Medicare Covers Home Health Care

Home healthcare services may be cheaper, more accessible, and just as effective than hospitalization. Check with your Medicare health plan to discover how you can access home health services.

Home healthcare workers have recently launched a campaign to secure better pay after two appellate court rulings determined they must receive minimum wage for 24-hour shifts, which include sleep time.

Supportive Services

Patients suffering from chronic diseases like heart failure, AIDS or cancer require home healthcare services for monitoring and medication management. This care allows them to remain in their familiar homes surrounded by loved ones, familiar places of worship and community support networks.

Medical home health care services are typically provided by nurses, therapists and other trained personnel, such as nurses or therapists. Services typically provided include wound care, injections and physical, occupational and speech therapy – according to Yount. Non-medical home health care entails assistance with daily tasks like bathing/dressing assistance meal prep/planning as well as transportation needs when necessary for doctor appointments or shopping excursions.

Home health agencies must comply with both state and federal regulations that may differ depending on where they operate. Some private health plans cover home healthcare as do Medicare and Medicaid; both reimburse certified home healthcare agencies that offer intermittent visits at reduced costs while helping reduce unplanned hospital visits. Many states offer long term care insurance that can be purchased privately from various providers.

Skilled Services

Home health care services are provided by trained medical professionals such as nurses and physical therapists. Medical home healthcare providers assist physicians in treating various medical issues prescribed to them such as wound care, medication management and monitoring chronic conditions; additionally they also offer education, counseling and support services for both their patients and families.

Home healthcare agencies also offer home health aide services to assist patients in daily activities such as bathing, grooming and meal preparation. Home healthcare agencies work towards reducing avoidable hospital readmissions through providing education on proper home health services as well as contracting home healthcare aides independently or contracting one through an agency.

Home health care allows individuals to receive medical assistance in the comfort and familiarity of their own homes, close to family and friends. Home healthcare may be less costly, more convenient, and just as effective than hospitalization or skilled nursing facilities – typically covered at least partially by Medicare as well as private insurers or long-term care insurance plans.

Medicare Coverage

Medicare covers home health care provided by an agency certified with Medicare if you meet certain criteria:

Your condition requires you to leave your house with considerable effort, possibly using a wheelchair or walker, so a doctor or other practitioner must visit and confirm your need for home healthcare.

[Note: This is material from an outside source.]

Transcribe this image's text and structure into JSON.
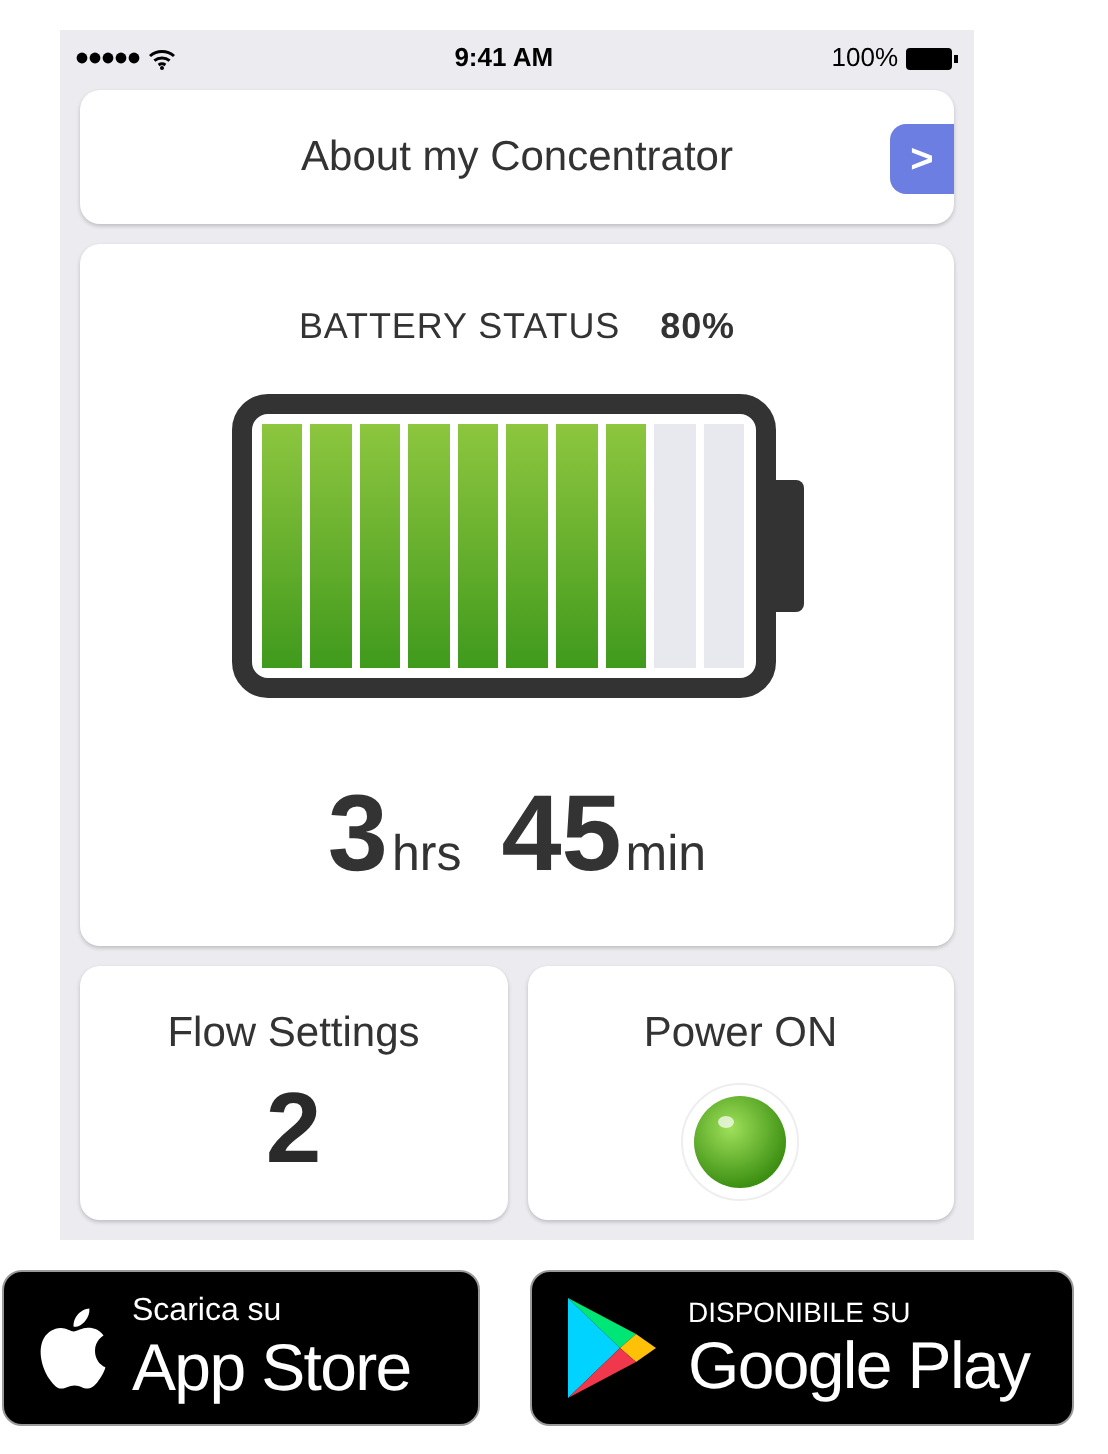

Your care plan must be written and reviewed regularly by a doctor or qualified practitioner, meet the Medicare deductible for durable medical equipment and pay 20% of Medicare-approved amounts for home healthcare services after you’ve met this threshold. Depending on the type of home health care, additional Medicare criteria may need to be fulfilled depending on its nature; an agency cannot deny, restrict, limit, or cut back your care without providing an Advance Beneficiary Notice (ABN), explaining why some care may require payment and which services may not be covered – these notices must contain information regarding potential alterations that might require payment as well as services that might not covered under Medicare coverage criteria.

Laws and Regulations

Home health agencies must comply with federal and state laws, regulations and policies; therefore they must implement an efficient legislative tracking process as well as proactive compliance strategies in order to remain compliant with new laws and regulations.

CHHAs must ensure that physicians or other non-physician practitioners certifying medical necessity of home health services do not work or contract for themselves with their home health agency, and prior authorizations must be signed off by attending physicians or qualified non-physician practitioners who have seen the member within 60 days.

If the CHHA determines that a member can be adequately and cost-effectively served by other home healthcare or long term care services in their social services district, they must document this decision in the plan of care or medical notes and notify both recipient and physician accordingly. Subsequently, an in-person meeting between recipient’s physician and CHHA must occur to discuss reduction of services; minutes from this meeting must also be recorded by CHHA.